Benson also praised Downs cooperation. Moody added, "But he didn't do that until he was caught. Otherwise he would have kept screwing the taxpayers of Northwest Indiana."
Downs said he takes responsibility for this crime. He and Szarmach apologized to the court.
Szarmach pleaded guilty to fraud and bribery charges a year ago, only days before Buncich's trial began late last summer. But U.S. Attorney Thomas Kirsch II said that once arrested, following his indictment, Szarmach immediately began his cooperation and provided great insight "revealing that Buncich was soliciting bribes even prior to obtaining the office of sheriff."
He said Szarmach was an effective witness against Buncich, providing evidence that Buncich used his influence to obtain towing opportunities for Szarmach in return for campaign cash, despite attacks on his character by Buncich's trial lawyer.
Szarmach broke down Monday while telling the court that he had built up his company, C.S.A. Towing in Lake Station, single-handedly from the late 1970s from a few trucks to one that did specialty towing other companies couldn't.
"I bought the trucks. I answered the phones and all the office work. I did the oil changes, the tire changes to keep money in the company," he said.

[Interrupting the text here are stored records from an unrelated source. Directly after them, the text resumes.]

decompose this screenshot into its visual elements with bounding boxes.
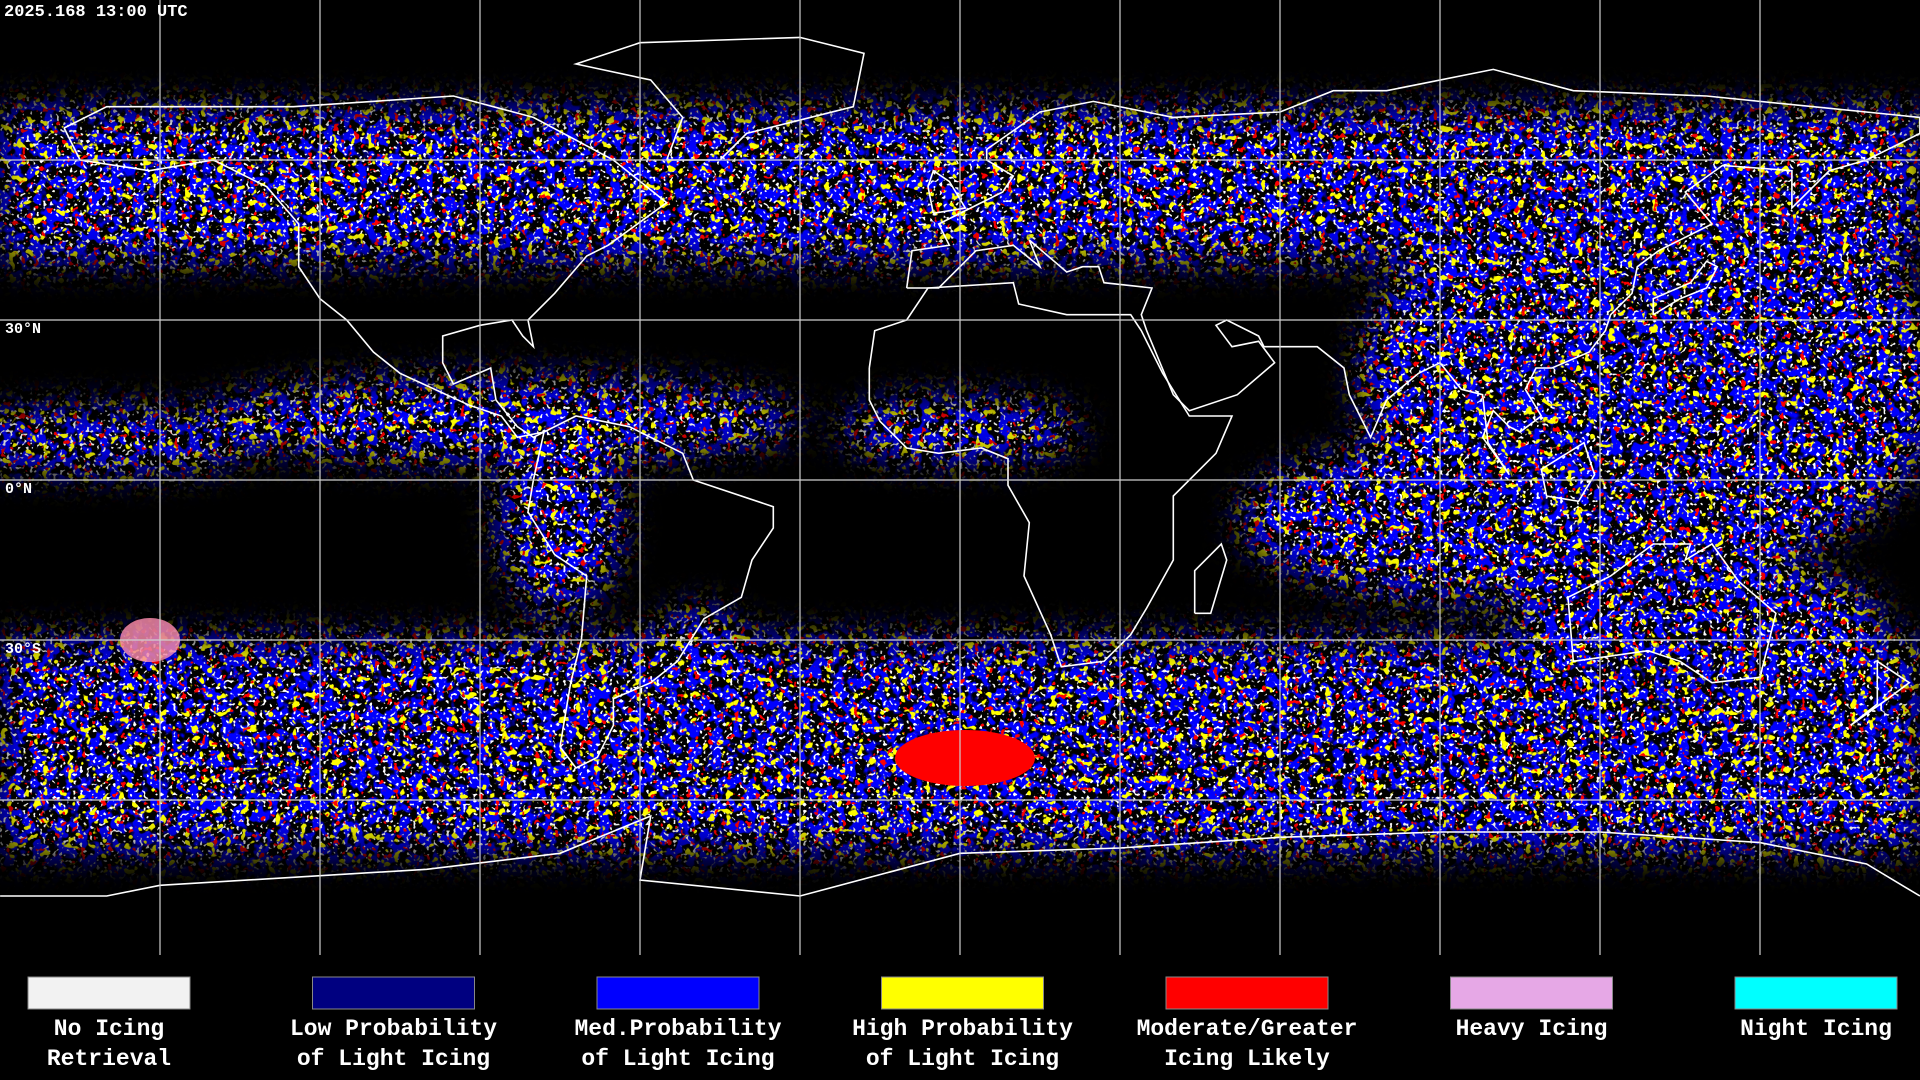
- legend-label: Night Icing: [1740, 1016, 1892, 1042]
- legend-label: of Light Icing: [581, 1046, 774, 1072]
- legend-background: [0, 955, 1920, 1080]
- coastline: [905, 68, 1920, 476]
- legend-label: High Probability: [852, 1016, 1073, 1042]
- timestamp: 2025.168 13:00 UTC: [4, 3, 188, 22]
- legend-label: Low Probability: [290, 1016, 497, 1042]
- latitude-label: 0°N: [5, 481, 32, 498]
- graticule: [0, 0, 1920, 955]
- latitude-label: 30°N: [5, 321, 41, 338]
- coastline: [0, 814, 1920, 897]
- coastline: [868, 281, 1234, 668]
- legend-label: No Icing: [54, 1016, 164, 1042]
- coastline: [1652, 260, 1719, 316]
- coastline: [1850, 660, 1911, 726]
- legend-label: Heavy Icing: [1456, 1016, 1608, 1042]
- latitude-label: 30°S: [5, 641, 41, 658]
- legend-swatch: [27, 976, 191, 1010]
- legend-label: Med.Probability: [574, 1016, 781, 1042]
- legend: No Icing Retrieval Low Probability of Light…: [27, 976, 1898, 1072]
- coastline: [1567, 542, 1777, 684]
- coastline: [1540, 441, 1596, 503]
- icing-blob: [895, 730, 1035, 786]
- legend-label: of Light Icing: [297, 1046, 490, 1072]
- legend-swatch: [1165, 976, 1329, 1010]
- legend-label: Moderate/Greater: [1137, 1016, 1358, 1042]
- coastline: [63, 95, 669, 439]
- legend-swatch: [1450, 976, 1613, 1010]
- legend-swatch: [1734, 976, 1898, 1010]
- legend-label: Retrieval: [47, 1046, 171, 1072]
- legend-label: of Light Icing: [866, 1046, 1059, 1072]
- legend-swatch: [312, 976, 475, 1010]
- legend-label: Icing Likely: [1164, 1046, 1330, 1072]
- legend-swatch: [596, 976, 760, 1010]
- coastlines: [0, 36, 1920, 897]
- legend-swatch: [881, 976, 1044, 1010]
- coastline: [527, 415, 775, 770]
- coastline: [1193, 542, 1228, 615]
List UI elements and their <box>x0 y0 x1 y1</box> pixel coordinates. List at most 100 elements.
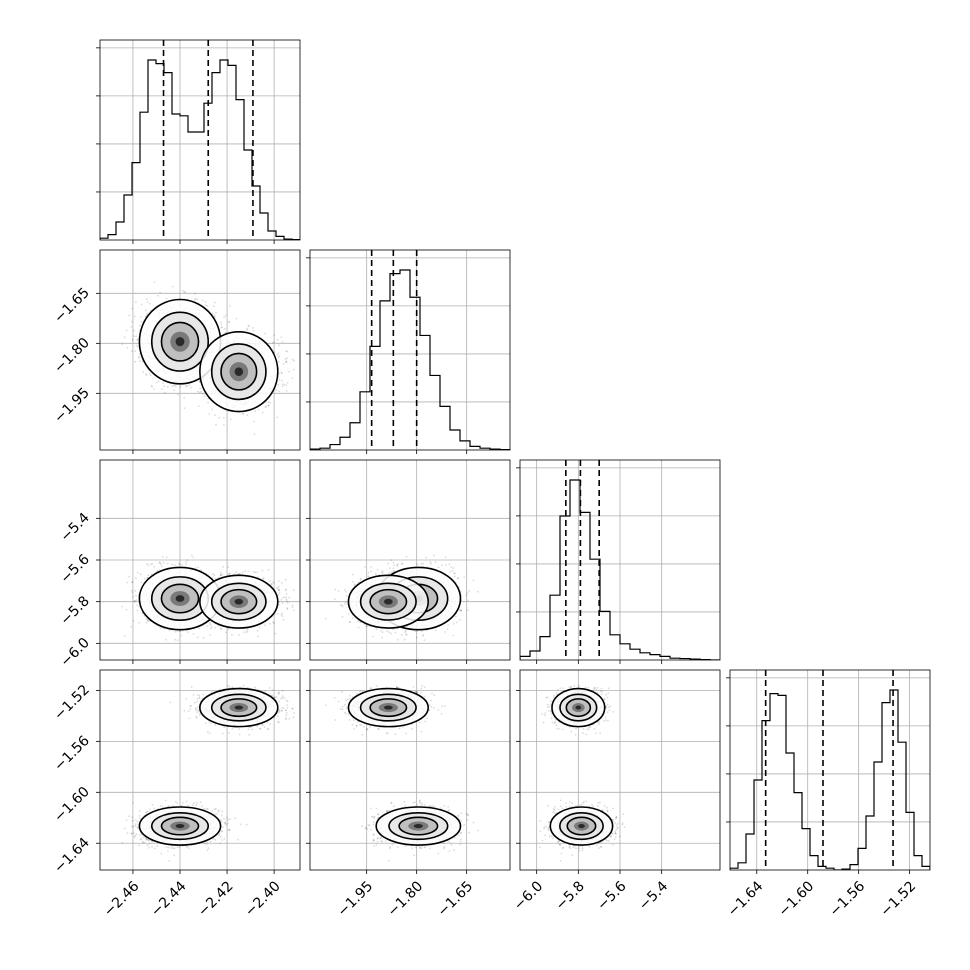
scatter-point <box>288 596 291 599</box>
scatter-point <box>276 338 279 341</box>
scatter-point <box>158 561 161 564</box>
scatter-point <box>149 302 151 305</box>
scatter-point <box>146 620 149 622</box>
scatter-point <box>121 343 124 346</box>
scatter-point <box>174 385 177 387</box>
scatter-point <box>194 299 196 301</box>
scatter-point <box>183 291 186 293</box>
scatter-point <box>130 625 133 628</box>
y-tick-label: −1.80 <box>51 335 93 377</box>
scatter-point <box>174 631 177 633</box>
scatter-point <box>209 634 211 636</box>
scatter-point <box>214 578 216 580</box>
scatter-point <box>148 372 151 375</box>
scatter-point <box>177 393 179 396</box>
histogram-step-line <box>310 269 510 450</box>
scatter-point <box>173 389 176 392</box>
scatter-point <box>281 379 284 382</box>
panel-background <box>100 40 300 240</box>
scatter-point <box>219 321 222 324</box>
scatter-point <box>276 416 279 419</box>
scatter-point <box>185 561 187 563</box>
scatter-point <box>286 602 289 605</box>
scatter-point <box>163 385 166 388</box>
scatter-point <box>219 574 222 577</box>
scatter-point <box>227 320 230 323</box>
scatter-point <box>285 384 288 387</box>
scatter-point <box>161 555 164 558</box>
scatter-point <box>285 390 288 392</box>
scatter-point <box>209 624 212 626</box>
scatter-point <box>291 377 294 379</box>
scatter-point <box>131 338 134 341</box>
scatter-point <box>157 380 160 383</box>
scatter-point <box>252 329 255 332</box>
scatter-point <box>224 314 227 317</box>
scatter-point <box>126 346 129 349</box>
scatter-point <box>277 384 280 386</box>
scatter-point <box>278 378 281 381</box>
scatter-point <box>145 374 148 376</box>
scatter-point <box>192 633 195 635</box>
scatter-point <box>136 338 139 340</box>
scatter-point <box>202 392 204 395</box>
scatter-point <box>166 385 169 388</box>
scatter-point <box>198 380 201 382</box>
scatter-point <box>277 580 280 582</box>
scatter-point <box>292 368 295 371</box>
scatter-point <box>277 356 280 359</box>
scatter-point <box>136 339 139 341</box>
scatter-point <box>150 385 153 387</box>
scatter-point <box>128 575 131 578</box>
scatter-point <box>223 416 225 419</box>
scatter-point <box>165 297 168 300</box>
scatter-point <box>282 362 285 365</box>
scatter-point <box>214 316 216 318</box>
scatter-point <box>293 609 295 612</box>
scatter-point <box>241 571 244 574</box>
scatter-point <box>138 357 140 359</box>
scatter-point <box>136 345 139 348</box>
scatter-point <box>280 336 283 339</box>
scatter-point <box>288 370 291 373</box>
scatter-point <box>254 410 257 413</box>
scatter-point <box>247 570 250 573</box>
scatter-point <box>140 320 143 323</box>
scatter-point <box>285 360 288 363</box>
scatter-point <box>159 563 162 566</box>
scatter-point <box>215 423 217 426</box>
scatter-point <box>131 320 133 323</box>
scatter-point <box>284 589 287 592</box>
scatter-point <box>181 289 184 292</box>
scatter-point <box>276 586 278 589</box>
panel-1-0 <box>96 249 301 454</box>
scatter-point <box>223 424 225 427</box>
panel-frame <box>309 249 511 451</box>
scatter-point <box>123 635 126 637</box>
scatter-point <box>277 352 280 355</box>
scatter-point <box>171 285 174 288</box>
scatter-point <box>269 622 271 625</box>
scatter-point <box>198 391 201 394</box>
scatter-point <box>283 383 286 386</box>
scatter-point <box>257 576 259 578</box>
scatter-point <box>291 358 294 361</box>
scatter-point <box>285 361 287 364</box>
scatter-point <box>151 385 154 388</box>
scatter-point <box>286 607 288 609</box>
scatter-point <box>155 381 158 384</box>
scatter-point <box>284 358 287 361</box>
y-tick-label: −1.95 <box>51 385 93 427</box>
density-contour <box>234 367 244 376</box>
scatter-point <box>228 321 231 324</box>
scatter-point <box>281 383 284 386</box>
scatter-point <box>204 300 207 303</box>
scatter-point <box>211 408 214 411</box>
scatter-point <box>242 413 245 415</box>
scatter-point <box>130 350 133 353</box>
scatter-point <box>231 633 233 636</box>
scatter-point <box>161 388 164 390</box>
scatter-point <box>230 418 232 421</box>
scatter-point <box>136 604 139 607</box>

His defense lawyer, Daniel Purdom, said Szarmach paid Buncich bribes because he had little other choice to get access to the sheriff who had exclusive control over county police towing.
"I made a poor choice," Szarmach said.
He said imprisonment would result in him having to shut down his company and ruin him financially, making it impossible to pay restitution or put his son through college.
Szarmach agreed to pay $89,448 in restitution to the Internal Revenue Service for unpaid taxes related to the illicit behavior. He said he would make a $24,000 down payment on it this week.
Benson said other federal prosecutors might have considered Szarmach a victim and not charged him, but they were unsure of whether to trust him at the time. Benson said once they arrested Szarmach, he cooperated completely. Purdom said Buncich extorted bribes from a dozen towing firms, but none of the others was charged.
The federal investigation into the Lake County Sheriff's Department has swept up a number of local government figures, including in neighboring Porter County, where Portage Mayor James Snyder and John Cortina, owner of a Portage towing firm, are now set to stand trial Oct. 9 in U.S. District Court.
Daniel Murchek, a 24-year veteran of the Lake County police force and former third-in-command under Buncich, pleaded guilty to lying to the FBI about receiving illegal campaign contributions as part of a towing bribery scandal. He is awaiting sentencing.
Tom Goralczyk, a former Merrillville town councilman, must serve a 15-month sentence for his guilty plea earlier to accepting bribes — of a 2000 Jeep Grand Cherokee and a 2008 Ford Focus — in return for promises of a lucrative contract to Scott Jurgensen, the undercover FBI informant who is a former Merrillville police officer and towing company owner.